Wednesday, March 10, 2010

Lightweight Material Detection for Placement-Aware Mobile Computing

(Comment left on Randy Ransom's blog)

Authors:
Chris Harrison Carnegie Mellon University, Pittsburgh, PA, USA
Scott E. Hudson Carnegie Mellon University, Pittsburgh, PA, USA

Paper Link:
http://delivery.acm.org/10.1145/1450000/1449761/p279-harrison.pdf?key1=1449761&key2=3175428621&coll=ACM&dl=ACM&CFID=81067528&CFTOKEN=37358406

Harrison and Hudson develop a lightweight cheap sensor for detecting the placement of mobile devices such as cell phones, ipods, and laptops. This sensor allows the device to detect the context/location that it is placed in and react accordingly.

For example a cell phone placed in a pocket doesn't have to light up it's screen to let the user know that a call is incoming. It just has to ring or vibrate. By preventing the screen from lighting up, the phone can save power and extend it's battery life.

The sensor that they implemented
1) provides info on space surrounding the device
2) Requires no external infrastructure to operate
3) The resulting data is available to use by the device.



The sensor itself is made of photoresistor which measures light intensity and a TSL230 light to frequency converter.
The sensor also has light emitting diodes
1) Infrared
2) Red
3) Green
4) Blue
5) Ultraviolet
that illuminates the surrounding area so that the sensors can pick up the reflected light back toward the device and proceed to deduce what kind of environment it finds itself in.

The sensing routine takes only 25ms and results in very low power consumption of 20mA when active.

They tested 27 sample materials over 6 trials where the first 5 trials trained the naive Bayes classifer and the 6th determined teh accuracy of the sensor. They found that the overall accuracy of the device was 86.9%

Next they conducted a 16 person survey of the environments that several mobile devices found themselves and the materials in those environments.

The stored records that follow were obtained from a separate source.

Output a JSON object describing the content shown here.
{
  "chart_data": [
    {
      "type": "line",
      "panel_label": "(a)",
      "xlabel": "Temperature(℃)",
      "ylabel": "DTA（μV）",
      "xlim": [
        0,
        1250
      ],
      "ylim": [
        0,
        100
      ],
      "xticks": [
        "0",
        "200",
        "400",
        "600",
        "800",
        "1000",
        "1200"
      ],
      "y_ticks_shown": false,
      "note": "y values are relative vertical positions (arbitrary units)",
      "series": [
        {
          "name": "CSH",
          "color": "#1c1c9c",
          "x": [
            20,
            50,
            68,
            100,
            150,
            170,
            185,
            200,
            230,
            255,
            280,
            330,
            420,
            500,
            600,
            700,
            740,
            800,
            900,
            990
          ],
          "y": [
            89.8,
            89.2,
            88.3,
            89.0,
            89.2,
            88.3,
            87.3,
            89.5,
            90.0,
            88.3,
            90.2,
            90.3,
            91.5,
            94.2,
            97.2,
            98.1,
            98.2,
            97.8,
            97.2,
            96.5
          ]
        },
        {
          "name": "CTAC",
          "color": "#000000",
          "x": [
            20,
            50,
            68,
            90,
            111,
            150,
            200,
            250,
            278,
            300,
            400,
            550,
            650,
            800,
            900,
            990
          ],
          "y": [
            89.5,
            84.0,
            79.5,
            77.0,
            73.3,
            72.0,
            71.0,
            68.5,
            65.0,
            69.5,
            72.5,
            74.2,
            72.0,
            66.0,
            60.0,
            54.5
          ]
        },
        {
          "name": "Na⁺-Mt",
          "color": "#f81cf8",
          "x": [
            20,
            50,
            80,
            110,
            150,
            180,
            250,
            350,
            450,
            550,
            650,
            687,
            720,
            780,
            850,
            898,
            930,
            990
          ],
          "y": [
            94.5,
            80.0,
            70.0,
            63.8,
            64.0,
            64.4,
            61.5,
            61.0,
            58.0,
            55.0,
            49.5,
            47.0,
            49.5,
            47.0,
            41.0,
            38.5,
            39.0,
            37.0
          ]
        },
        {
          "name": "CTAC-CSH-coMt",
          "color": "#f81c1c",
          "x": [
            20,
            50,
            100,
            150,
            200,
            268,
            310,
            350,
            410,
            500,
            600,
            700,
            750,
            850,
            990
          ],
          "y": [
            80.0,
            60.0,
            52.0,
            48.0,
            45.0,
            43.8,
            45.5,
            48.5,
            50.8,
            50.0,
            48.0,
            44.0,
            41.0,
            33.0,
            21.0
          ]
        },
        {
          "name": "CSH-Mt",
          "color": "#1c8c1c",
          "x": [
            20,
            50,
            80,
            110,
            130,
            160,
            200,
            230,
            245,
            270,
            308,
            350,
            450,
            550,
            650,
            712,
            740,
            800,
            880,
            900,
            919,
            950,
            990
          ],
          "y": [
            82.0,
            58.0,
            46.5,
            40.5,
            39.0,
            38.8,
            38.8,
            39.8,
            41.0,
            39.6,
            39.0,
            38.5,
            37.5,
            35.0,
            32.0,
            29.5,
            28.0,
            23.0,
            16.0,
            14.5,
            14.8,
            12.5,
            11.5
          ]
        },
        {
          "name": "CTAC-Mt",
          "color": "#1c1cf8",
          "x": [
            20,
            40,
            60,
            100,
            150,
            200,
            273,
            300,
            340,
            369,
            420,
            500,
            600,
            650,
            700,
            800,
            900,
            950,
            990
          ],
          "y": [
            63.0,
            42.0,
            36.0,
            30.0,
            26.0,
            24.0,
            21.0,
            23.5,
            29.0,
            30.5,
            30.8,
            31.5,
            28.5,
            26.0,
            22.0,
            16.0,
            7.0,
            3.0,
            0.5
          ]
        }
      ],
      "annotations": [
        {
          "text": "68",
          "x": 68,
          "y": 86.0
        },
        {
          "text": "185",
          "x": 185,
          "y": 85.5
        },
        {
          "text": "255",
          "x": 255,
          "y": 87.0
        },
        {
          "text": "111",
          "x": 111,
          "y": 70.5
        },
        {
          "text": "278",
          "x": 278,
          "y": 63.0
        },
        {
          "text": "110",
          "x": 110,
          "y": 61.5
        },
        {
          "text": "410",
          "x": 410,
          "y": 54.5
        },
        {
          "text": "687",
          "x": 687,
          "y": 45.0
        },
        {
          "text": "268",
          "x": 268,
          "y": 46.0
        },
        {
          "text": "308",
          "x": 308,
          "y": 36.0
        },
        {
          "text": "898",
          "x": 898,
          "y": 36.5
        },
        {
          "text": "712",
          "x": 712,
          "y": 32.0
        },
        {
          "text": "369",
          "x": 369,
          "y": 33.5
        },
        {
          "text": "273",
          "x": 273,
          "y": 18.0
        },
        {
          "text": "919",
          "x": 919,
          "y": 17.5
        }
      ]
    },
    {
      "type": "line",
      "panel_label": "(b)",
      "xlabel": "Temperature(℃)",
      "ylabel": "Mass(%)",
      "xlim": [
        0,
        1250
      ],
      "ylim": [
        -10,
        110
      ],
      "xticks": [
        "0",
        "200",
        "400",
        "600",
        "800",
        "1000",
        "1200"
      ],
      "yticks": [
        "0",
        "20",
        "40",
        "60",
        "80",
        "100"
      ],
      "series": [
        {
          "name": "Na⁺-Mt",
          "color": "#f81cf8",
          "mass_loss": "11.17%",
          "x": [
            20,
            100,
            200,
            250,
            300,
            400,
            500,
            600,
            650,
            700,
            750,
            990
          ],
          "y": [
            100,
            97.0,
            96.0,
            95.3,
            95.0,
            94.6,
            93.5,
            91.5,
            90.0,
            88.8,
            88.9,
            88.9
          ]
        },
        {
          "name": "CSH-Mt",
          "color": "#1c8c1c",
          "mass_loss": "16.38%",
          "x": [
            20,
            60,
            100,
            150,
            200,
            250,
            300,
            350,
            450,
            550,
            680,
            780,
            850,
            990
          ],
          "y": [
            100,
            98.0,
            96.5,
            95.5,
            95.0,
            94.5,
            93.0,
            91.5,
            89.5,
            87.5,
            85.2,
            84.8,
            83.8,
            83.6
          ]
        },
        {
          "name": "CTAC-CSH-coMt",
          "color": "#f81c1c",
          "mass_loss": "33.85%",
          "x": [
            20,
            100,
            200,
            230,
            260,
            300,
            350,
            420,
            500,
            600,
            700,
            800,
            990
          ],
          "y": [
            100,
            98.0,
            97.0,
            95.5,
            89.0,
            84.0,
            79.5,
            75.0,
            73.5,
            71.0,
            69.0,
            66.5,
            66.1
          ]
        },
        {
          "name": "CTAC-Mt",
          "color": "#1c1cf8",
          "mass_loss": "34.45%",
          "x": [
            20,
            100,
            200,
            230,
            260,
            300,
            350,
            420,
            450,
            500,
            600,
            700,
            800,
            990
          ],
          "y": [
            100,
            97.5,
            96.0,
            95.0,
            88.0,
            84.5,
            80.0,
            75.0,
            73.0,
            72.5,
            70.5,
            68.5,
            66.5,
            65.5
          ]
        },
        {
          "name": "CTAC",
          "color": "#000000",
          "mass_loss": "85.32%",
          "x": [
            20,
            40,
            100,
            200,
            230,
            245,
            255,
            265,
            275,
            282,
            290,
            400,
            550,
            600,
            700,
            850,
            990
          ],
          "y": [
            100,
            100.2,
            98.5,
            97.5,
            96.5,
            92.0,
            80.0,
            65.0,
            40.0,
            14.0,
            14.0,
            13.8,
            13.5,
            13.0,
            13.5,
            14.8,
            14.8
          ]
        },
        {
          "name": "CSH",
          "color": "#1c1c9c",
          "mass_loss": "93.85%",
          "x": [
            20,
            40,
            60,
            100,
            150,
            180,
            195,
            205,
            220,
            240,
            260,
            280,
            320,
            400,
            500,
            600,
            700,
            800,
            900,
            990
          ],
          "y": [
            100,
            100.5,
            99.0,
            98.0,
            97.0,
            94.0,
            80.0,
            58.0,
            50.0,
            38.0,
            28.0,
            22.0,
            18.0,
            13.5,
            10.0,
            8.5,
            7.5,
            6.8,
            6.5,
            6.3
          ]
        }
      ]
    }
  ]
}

With those materials they ran the previous tests and found that the accuracy was now 94.4%

___________

My spill:

I'm all for making devices smarter by identifying the context of the device. This makes machines more useful and require less intentional commands to get what you want out of it.

I think that they've succeeded for the most part in devising their sensor. Hopefully businesses will pick up on this sensor and implement it in their devices.
With a little bit of advertising. We could see a new generation of mobile devices that are smarter and more energy efficient.

Their work seemed pretty flawless on the sensor itself. If they had to make any improvements, I would have expanded the number of people they got to take the survey or maybe take the time to implement their sensor in a number of devices and implement a few uses to showcase their work.